Barsotti J, Gaisne E
Service de Chirurgie Orthopédique et Traumatologique, C.H.U. Trousseau, Tours.
J Mal Vasc. 1990;15(2):163-9.
In our experience, indications for surgical management of lymphedema do not amount to more than 10% of cases. Surgery is significantly complemented by expert pre and postoperative physiotherapy. Excisional procedures are presently seldom carried out, although they may be helpful when carried out as simple "orange-slice"-type resection, or as the Thompson operation. Liposuction is an attractive alternative, but its effectiveness needs be confirmed yet. Actually, the most effective types of surgical treatment are microsurgical lymphovenous or lymphoveno-lymphatic bypass. Secondary lymphedema of the lower extremities (more rarely of the upper limbs) are primary indications. The Campisi-Casaccia team from Genoa has acquired interesting experience with congenital lymphedema. Results relating to surgical treatment of lymphedema can be assessed only after a follow-up of 3-5 years. About one third of cases, on average, do very well and another third do well. Elastic support of the leg must practically always be maintained.

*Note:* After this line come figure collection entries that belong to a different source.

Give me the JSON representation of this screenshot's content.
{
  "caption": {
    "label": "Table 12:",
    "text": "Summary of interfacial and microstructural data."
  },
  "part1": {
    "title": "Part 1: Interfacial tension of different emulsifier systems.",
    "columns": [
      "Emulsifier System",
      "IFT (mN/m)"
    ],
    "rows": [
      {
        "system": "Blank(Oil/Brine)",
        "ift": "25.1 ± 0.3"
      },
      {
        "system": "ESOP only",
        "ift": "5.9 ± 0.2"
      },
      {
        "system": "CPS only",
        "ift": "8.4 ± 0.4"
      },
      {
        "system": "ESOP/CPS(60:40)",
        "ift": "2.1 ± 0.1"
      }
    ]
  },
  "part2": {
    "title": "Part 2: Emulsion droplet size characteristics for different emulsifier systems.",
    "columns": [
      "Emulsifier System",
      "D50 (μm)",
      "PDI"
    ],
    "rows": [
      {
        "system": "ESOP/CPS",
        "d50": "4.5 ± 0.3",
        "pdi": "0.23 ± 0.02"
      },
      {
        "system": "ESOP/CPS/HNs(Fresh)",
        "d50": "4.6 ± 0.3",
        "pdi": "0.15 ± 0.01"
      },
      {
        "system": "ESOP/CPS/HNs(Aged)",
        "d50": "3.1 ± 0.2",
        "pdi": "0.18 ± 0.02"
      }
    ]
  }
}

根据我们的经验,淋巴水肿手术治疗的适应症病例占比不超过10%。专家进行的术前和术后物理治疗对手术有显著的辅助作用。目前很少进行切除手术,不过当进行简单的“橙片”式切除或汤普森手术时,可能会有帮助。抽脂是一种有吸引力的替代方法,但其有效性尚需证实。实际上,最有效的手术治疗类型是显微外科淋巴静脉或淋巴静脉 - 淋巴管旁路手术。下肢继发性淋巴水肿(上肢较少见)是主要适应症。热那亚的坎皮西 - 卡萨恰团队在先天性淋巴水肿方面积累了有趣的经验。淋巴水肿手术治疗的结果只有在随访3至5年后才能评估。平均而言,约三分之一的病例效果非常好,另有三分之一效果良好。几乎必须始终保持腿部的弹性支撑。